The nearer I get to the final end of the work, the more work there seems to be. My 1946 material is not generally worth the paper it's on. Wearing glasses now, my eyes seem perfect. . . . Now shot up bat. ave. to .327.

Tuesday, July 20

Did 22 pages, batting .330 again. . . . had a lot of happy, healthy feelings and thoughts for the first time in weeks, it seems.

Wednesday, July 21

Did 17 pages, batting .329 -- and I swear to God that I'll never be finished with this thing.

Tuesday, July 27

Wearied by ragged literary work in the heat ... did 34 pages, batting .329.

Saturday, July 31

Today I worked hard on those 22 pages and at night I couldn't see my way through the sea-chapter at all.

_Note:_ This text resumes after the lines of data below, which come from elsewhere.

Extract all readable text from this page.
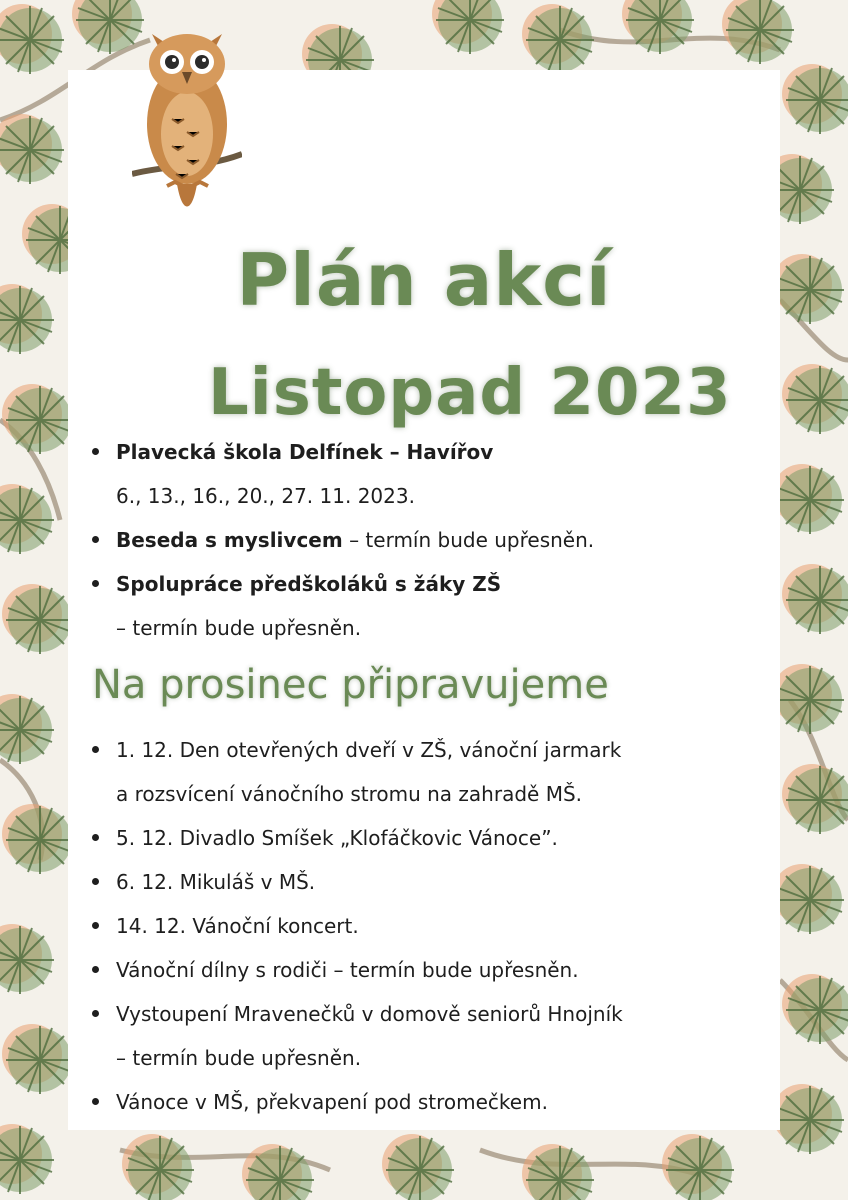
Plán akcí
Listopad 2023
Plavecká škola Delfínek – Havířov
6., 13., 16., 20., 27. 11. 2023.
Beseda s myslivcem – termín bude upřesněn.
Spolupráce předškoláků s žáky ZŠ
– termín bude upřesněn.
Na prosinec připravujeme
1. 12. Den otevřených dveří v ZŠ, vánoční jarmark
a rozsvícení vánočního stromu na zahradě MŠ.
5. 12. Divadlo Smíšek „Klofáčkovic Vánoce”.
6. 12. Mikuláš v MŠ.
14. 12. Vánoční koncert.
Vánoční dílny s rodiči – termín bude upřesněn.
Vystoupení Mravenečků v domově seniorů Hnojník
– termín bude upřesněn.
Vánoce v MŠ, překvapení pod stromečkem.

Batting .331.

Friday, August 6

. . . a big night's work left me a nervous wreck. Batting .336 . . .

Thursday, August 12

Still beautifully cool – it's been so for 13 days now. Tonight did 23 pages, all carefully revised . . . Batting .345 . . .

Tuesday, August 17

Babe Ruth died yesterday, and I ask myself: "'Where is the foundling's father hidden?' – where is Babe Ruth's father?"* Who was it who spawned this Bunyan? – what man, where, what thoughts did he have? Nobody knows. And this is an American mystery, the foundling becomes the king, and the foundling's father is hidden ... and there's greatness in America that this does always happen.

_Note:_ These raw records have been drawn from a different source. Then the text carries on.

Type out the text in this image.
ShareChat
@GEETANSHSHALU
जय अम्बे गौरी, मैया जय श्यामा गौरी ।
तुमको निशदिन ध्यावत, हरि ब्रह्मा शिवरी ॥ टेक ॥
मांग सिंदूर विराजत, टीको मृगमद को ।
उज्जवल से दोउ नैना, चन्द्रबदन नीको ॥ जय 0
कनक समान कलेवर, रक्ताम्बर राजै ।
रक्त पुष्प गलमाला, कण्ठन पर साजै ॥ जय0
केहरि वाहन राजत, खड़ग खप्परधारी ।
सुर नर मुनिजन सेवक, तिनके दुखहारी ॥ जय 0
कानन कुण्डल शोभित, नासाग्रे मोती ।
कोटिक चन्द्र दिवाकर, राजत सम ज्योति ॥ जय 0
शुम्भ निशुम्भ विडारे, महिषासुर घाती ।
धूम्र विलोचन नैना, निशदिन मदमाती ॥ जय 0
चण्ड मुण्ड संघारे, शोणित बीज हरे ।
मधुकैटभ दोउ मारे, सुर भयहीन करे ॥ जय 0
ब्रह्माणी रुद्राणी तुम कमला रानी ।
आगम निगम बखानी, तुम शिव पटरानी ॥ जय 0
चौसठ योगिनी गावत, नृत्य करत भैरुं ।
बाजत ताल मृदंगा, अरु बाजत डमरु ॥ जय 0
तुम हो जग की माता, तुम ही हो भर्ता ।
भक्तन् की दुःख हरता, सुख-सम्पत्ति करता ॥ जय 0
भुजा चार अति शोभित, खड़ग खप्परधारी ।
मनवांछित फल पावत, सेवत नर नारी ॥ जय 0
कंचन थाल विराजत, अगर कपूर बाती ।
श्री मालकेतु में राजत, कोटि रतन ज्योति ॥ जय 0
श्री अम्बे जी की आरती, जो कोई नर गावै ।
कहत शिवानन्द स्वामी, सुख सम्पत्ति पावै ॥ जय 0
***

(* Editor's footnote: "The search for Babe Ruth's father notion was later used, to great effect, in On the Road, the search for Dean Moriarty's (Neal Cassidy's) father.")

* * *

Specific Baseball Games Mentioned In Windblown World

Saturday, May 15, 1948: Athletics at Yankees
Kerouac writes: "went to a Yankee-Athletics game with Tony [Monacchio], rained out". However, those teams played a doubleheader on the 15th (Philadelphia won 3-1 and 8-6); Sunday's game (May 16) was washed out by rain after only an inning and a half.

Saturday, May 22, 1948: Giants 11, Cubs 0 (Polo Grounds)
"(Meanwhile I saw a ballgame, Giants-Cubs, at Polo Grounds with good Tony.)"

Sunday, June 20, 1948: Cubs 6, Dodgers 3 (Ebbets Field)
"Went to Dodger game in Brooklyn with Tony, and then to a massive Italian dinner at his sister's house, and then home."

Monday, May 3, 1949: Giants 11, Pirates 4 (Polo Grounds)
"Saw a ballgame at night in Polo Grounds – a big delightful spectacle, and good game. Slept at [John Clellon] Holmes' – talked, drank beer."

Wednesday, October 5, 1949: Yankees 1, Dodgers 0 (Yankee Stadium)
"Heard great Newcombe-Reynolds pitching duel in 1st game of Series, on radio."

1 comment:

  1. Great post. I hadn't known about Kerouac's "batting average" until now, and I find it much more interesting than the soundbites of other famous American authors on the "hurrah game of the republic," etc. Thanks for this.